If this strategy sounds familiar, it should: it’s the same concept as water’s edge combined reporting, a vital reform half the states have now put in place to prevent corporations from artificially shifting U.S. income into low-tax states. The “water’s edge” version prevents companies from using Delaware as a tax dodge but is helpless to prevent profits from sailing across the ocean to more exotic tax havens like the Cayman Islands or Luxembourg. Extending an existing combined report beyond the water’s edge, or enacting a combined report that immediately reaches worldwide, is a reform that would put an end to aggressive profit-shifting in one fell swoop.
When Minnesota’s House and Senate passed worldwide combined reporting earlier this year (before lawmakers lost their nerve in conference committee), it took many observers by surprise. But from a worldwide perspective, this move was anything but shocking: around the world, the walls are closing in on offshore corporate tax avoidance.
More than 140 countries have now signaled their support for a multinational effort to tax corporate income where it is earned. A new corporate tax backstop enacted by Congress and the Biden administration last year promises to help mitigate corporate efforts to hide profits in tax havens. Even the otherwise-awful Tax Cuts and Jobs Act (TCJA) included provisions—most notably GILTI—designed to discourage artificial offshoring of profits. Seen through this lens, Minnesota’s move seems both predictable and welcome.
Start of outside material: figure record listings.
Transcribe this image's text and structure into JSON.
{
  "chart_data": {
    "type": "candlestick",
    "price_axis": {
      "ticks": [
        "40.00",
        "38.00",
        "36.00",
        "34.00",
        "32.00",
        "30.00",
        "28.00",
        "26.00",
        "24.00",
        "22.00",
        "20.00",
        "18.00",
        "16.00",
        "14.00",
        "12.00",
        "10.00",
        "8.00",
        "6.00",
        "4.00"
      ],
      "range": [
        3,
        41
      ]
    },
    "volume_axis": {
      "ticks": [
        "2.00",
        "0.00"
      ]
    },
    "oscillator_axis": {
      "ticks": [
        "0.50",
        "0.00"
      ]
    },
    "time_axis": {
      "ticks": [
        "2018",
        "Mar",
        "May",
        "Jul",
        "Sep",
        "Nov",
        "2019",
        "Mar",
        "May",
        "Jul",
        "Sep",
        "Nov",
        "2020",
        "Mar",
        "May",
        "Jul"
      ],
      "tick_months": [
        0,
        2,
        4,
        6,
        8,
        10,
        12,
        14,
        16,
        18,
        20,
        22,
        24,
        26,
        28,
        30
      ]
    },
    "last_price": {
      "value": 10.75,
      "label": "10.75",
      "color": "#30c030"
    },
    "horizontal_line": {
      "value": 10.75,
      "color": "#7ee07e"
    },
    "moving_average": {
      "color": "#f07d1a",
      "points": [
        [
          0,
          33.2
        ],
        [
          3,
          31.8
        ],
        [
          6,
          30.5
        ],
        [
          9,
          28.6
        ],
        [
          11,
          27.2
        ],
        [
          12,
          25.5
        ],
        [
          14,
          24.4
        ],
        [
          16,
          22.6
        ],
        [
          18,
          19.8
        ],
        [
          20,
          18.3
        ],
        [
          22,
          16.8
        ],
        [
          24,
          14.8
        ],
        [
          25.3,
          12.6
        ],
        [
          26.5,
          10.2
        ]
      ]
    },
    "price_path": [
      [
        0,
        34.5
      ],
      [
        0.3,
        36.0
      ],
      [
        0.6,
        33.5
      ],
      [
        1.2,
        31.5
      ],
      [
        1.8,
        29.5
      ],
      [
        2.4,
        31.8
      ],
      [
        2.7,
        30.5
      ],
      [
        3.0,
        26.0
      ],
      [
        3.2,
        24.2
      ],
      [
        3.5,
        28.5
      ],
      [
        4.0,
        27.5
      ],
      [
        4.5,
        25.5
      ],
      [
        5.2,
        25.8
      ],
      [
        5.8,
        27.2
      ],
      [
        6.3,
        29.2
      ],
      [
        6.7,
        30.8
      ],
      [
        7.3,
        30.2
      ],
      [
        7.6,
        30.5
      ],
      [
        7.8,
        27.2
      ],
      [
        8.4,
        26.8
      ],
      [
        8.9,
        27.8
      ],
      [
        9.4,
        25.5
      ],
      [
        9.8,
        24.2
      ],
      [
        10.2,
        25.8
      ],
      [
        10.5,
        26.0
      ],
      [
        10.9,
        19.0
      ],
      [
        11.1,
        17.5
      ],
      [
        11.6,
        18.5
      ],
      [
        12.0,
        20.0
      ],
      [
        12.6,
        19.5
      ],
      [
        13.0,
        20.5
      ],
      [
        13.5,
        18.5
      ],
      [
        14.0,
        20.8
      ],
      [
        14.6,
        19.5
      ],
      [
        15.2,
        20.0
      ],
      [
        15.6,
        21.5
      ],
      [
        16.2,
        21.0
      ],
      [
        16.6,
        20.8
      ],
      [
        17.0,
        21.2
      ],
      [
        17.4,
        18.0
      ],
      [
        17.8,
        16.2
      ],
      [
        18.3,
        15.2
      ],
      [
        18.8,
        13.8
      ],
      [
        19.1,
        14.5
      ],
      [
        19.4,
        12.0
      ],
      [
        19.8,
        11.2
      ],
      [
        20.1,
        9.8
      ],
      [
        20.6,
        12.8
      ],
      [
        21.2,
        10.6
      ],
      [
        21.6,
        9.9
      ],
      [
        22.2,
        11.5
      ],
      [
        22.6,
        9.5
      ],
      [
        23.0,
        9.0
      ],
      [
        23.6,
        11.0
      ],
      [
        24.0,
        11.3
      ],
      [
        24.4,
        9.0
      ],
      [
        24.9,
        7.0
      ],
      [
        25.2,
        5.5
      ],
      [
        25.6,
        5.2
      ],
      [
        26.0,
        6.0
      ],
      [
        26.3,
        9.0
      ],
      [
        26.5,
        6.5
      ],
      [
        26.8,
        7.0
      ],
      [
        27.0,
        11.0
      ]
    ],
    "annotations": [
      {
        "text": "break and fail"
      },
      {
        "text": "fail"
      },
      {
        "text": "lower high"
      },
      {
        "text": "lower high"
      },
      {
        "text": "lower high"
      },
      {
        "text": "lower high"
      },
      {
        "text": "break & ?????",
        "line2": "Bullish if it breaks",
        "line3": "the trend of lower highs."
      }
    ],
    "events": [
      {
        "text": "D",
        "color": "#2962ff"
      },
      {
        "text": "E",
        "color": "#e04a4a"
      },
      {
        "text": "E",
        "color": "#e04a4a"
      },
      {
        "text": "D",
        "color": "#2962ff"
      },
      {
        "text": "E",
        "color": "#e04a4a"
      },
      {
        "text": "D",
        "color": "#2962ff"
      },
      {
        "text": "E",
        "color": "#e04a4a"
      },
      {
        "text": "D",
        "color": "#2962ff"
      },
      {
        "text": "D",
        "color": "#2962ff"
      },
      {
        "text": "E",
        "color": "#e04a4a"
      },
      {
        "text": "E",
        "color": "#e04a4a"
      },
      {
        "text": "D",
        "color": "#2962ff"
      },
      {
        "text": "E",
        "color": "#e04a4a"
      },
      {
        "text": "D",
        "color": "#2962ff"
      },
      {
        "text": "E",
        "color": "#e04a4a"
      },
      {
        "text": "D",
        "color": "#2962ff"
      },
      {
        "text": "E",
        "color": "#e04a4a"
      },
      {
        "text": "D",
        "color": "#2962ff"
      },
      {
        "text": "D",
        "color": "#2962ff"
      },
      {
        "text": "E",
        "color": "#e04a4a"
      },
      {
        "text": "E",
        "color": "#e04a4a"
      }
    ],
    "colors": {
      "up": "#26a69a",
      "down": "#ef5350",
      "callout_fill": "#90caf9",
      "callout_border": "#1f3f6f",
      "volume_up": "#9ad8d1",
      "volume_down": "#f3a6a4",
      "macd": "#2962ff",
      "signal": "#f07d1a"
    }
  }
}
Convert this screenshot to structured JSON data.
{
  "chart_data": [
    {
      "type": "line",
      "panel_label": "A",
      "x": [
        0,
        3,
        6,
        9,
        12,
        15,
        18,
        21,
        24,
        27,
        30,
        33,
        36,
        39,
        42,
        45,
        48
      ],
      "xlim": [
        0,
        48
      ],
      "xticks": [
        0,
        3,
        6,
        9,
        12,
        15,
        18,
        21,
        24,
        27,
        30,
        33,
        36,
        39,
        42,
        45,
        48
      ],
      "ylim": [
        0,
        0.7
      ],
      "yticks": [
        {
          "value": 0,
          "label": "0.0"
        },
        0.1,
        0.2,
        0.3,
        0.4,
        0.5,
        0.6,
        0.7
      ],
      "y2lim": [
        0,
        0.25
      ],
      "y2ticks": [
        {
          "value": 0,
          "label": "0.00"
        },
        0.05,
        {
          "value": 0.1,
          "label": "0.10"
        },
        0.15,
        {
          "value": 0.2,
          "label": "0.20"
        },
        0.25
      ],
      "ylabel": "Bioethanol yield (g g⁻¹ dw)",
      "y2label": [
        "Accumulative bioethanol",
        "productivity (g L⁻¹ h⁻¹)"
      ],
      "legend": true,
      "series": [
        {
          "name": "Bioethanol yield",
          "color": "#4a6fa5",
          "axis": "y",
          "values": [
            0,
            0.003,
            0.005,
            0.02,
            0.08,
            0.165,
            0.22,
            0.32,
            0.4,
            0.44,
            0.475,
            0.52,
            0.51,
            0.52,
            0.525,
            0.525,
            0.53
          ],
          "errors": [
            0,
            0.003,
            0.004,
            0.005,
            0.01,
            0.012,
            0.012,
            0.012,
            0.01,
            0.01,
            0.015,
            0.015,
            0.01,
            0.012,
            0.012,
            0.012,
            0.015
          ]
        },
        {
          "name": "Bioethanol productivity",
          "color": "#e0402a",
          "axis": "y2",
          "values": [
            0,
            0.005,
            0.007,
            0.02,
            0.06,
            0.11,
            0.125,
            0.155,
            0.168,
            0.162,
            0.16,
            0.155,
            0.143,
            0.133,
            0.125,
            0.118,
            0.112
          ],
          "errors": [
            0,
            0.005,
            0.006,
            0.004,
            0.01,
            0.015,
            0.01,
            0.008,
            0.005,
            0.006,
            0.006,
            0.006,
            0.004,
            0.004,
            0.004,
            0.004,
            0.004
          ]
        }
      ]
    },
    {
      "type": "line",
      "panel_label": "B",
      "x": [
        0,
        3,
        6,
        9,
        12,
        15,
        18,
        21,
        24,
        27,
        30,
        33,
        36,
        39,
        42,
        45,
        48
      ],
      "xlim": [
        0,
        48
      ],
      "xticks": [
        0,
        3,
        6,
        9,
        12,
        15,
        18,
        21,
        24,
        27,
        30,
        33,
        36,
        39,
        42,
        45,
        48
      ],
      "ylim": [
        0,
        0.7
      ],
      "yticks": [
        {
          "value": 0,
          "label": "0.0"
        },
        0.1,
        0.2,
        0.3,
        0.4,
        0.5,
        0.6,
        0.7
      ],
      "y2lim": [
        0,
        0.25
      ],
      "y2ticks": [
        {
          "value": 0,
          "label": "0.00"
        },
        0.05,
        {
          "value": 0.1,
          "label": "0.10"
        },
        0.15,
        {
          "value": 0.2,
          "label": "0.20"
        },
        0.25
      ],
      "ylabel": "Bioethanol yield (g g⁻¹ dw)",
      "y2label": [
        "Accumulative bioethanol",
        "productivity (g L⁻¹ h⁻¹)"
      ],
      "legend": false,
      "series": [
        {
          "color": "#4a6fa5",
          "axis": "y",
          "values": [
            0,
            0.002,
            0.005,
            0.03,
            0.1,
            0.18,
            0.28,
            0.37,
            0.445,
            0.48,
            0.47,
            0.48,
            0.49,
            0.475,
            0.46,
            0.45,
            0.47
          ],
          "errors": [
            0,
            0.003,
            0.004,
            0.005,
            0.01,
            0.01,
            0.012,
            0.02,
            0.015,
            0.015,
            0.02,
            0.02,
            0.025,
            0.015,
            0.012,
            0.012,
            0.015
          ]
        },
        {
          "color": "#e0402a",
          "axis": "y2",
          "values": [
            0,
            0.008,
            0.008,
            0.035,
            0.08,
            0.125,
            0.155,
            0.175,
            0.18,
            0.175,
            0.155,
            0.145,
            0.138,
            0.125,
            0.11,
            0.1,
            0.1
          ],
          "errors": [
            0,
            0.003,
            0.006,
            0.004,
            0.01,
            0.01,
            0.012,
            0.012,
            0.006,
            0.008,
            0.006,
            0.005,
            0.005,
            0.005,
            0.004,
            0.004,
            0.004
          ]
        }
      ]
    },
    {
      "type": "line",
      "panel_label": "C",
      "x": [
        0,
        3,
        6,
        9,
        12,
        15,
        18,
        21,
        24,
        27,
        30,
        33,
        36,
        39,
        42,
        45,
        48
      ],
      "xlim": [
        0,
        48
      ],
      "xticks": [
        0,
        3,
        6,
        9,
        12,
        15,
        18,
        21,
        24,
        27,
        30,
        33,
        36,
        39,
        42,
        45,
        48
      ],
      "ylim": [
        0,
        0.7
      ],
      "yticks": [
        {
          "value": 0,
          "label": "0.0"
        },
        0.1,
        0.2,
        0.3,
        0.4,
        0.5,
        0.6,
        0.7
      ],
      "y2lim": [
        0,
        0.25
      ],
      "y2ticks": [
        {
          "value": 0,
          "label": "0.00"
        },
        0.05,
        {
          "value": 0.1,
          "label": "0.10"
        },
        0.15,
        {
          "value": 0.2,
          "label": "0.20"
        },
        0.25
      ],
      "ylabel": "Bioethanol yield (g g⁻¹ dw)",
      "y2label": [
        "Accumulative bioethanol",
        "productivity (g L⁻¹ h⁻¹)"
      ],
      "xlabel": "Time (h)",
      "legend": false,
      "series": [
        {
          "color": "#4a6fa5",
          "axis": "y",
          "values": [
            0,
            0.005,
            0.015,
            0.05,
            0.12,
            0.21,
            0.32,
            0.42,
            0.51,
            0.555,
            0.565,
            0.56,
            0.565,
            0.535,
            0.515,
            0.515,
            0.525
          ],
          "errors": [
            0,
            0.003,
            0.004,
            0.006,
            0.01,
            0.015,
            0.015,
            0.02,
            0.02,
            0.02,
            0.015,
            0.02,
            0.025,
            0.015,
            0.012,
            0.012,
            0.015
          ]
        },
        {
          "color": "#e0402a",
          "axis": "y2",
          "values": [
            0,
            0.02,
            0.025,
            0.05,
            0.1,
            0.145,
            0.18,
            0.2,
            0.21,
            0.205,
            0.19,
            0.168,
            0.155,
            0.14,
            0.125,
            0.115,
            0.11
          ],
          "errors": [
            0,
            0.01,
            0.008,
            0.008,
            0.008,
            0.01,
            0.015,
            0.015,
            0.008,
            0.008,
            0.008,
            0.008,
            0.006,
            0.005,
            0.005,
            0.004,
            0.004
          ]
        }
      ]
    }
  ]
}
GILTI conformity is a clear second best compared to worldwide combined reporting but is nonetheless a valuable step forward. Enacted at the federal level as part of the 2017 Tax Cuts and Jobs Act, the GILTI provision is designed to discourage offshore income shifting. Rather than identifying specific foreign tax havens, GILTI applies a U.S. tax to foreign profits that are disproportionately large relative to the offshore tangible assets that supposedly are generating these profits. In particular, GILTI applies to foreign income exceeding a 10 percent rate of return on foreign tangible assets.
While the GILTI approach is less explicitly targeted to specific foreign tax havens, it’s designed to ensure that large multinationals best known for shifting profits into foreign tax havens will no longer be rewarded for doing so. And early indications are that it’s achieving this goal.
For example, Minnesota-based 3M has paid an average of $65 million a year in GILTI tax over the five years since GILTI took effect at the federal level, a clear indication that the company is reaping suspiciously large profits in foreign countries where its physical footprint is small. So the state’s move to couple with this federal provision will help ensure that GILTI tax payments made by 3M and other large multinationals will benefit Minnesota taxpayers as well, to the tune of over $400 million during the next biennium.
Minnesota’s last-minute retreat from worldwide combined reporting, and subsequent embrace of GILTI, appears increasingly a Pyrrhic victory for the business lobbyists who used misleading scare tactics to jangle lawmakers’ nerves.
These lobbyists, acting at the behest of large multinational corporations, have protested vigorously against every sustainable corporate tax reform proposal in the last quarter century. They complained when more than half the states enacted water’s edge combined reporting as the 21st century began; they have pushed for a bigger sales factor, more generous manufacturing incentives and research tax credits; and have fought against better disclosure of how this raft of tax breaks affect their own tax rates. They do it not because their arguments have merit, but because pushing for ever-lower corporate taxes is their job. And, until recently, they have done their job well.
But the qualified success of Minnesota’s GILTI conformity—to say nothing of the state’s serious dalliance with the game-changing worldwide combined reporting–sends a clear signal that the days may be coming to an end when big multinationals can scare state lawmakers into allowing them to game the tax system. For lawmakers seeking to level the playing field for small businesses against the predations of big multinationals, following in Minnesota’s footsteps should be on the short list of reform goals.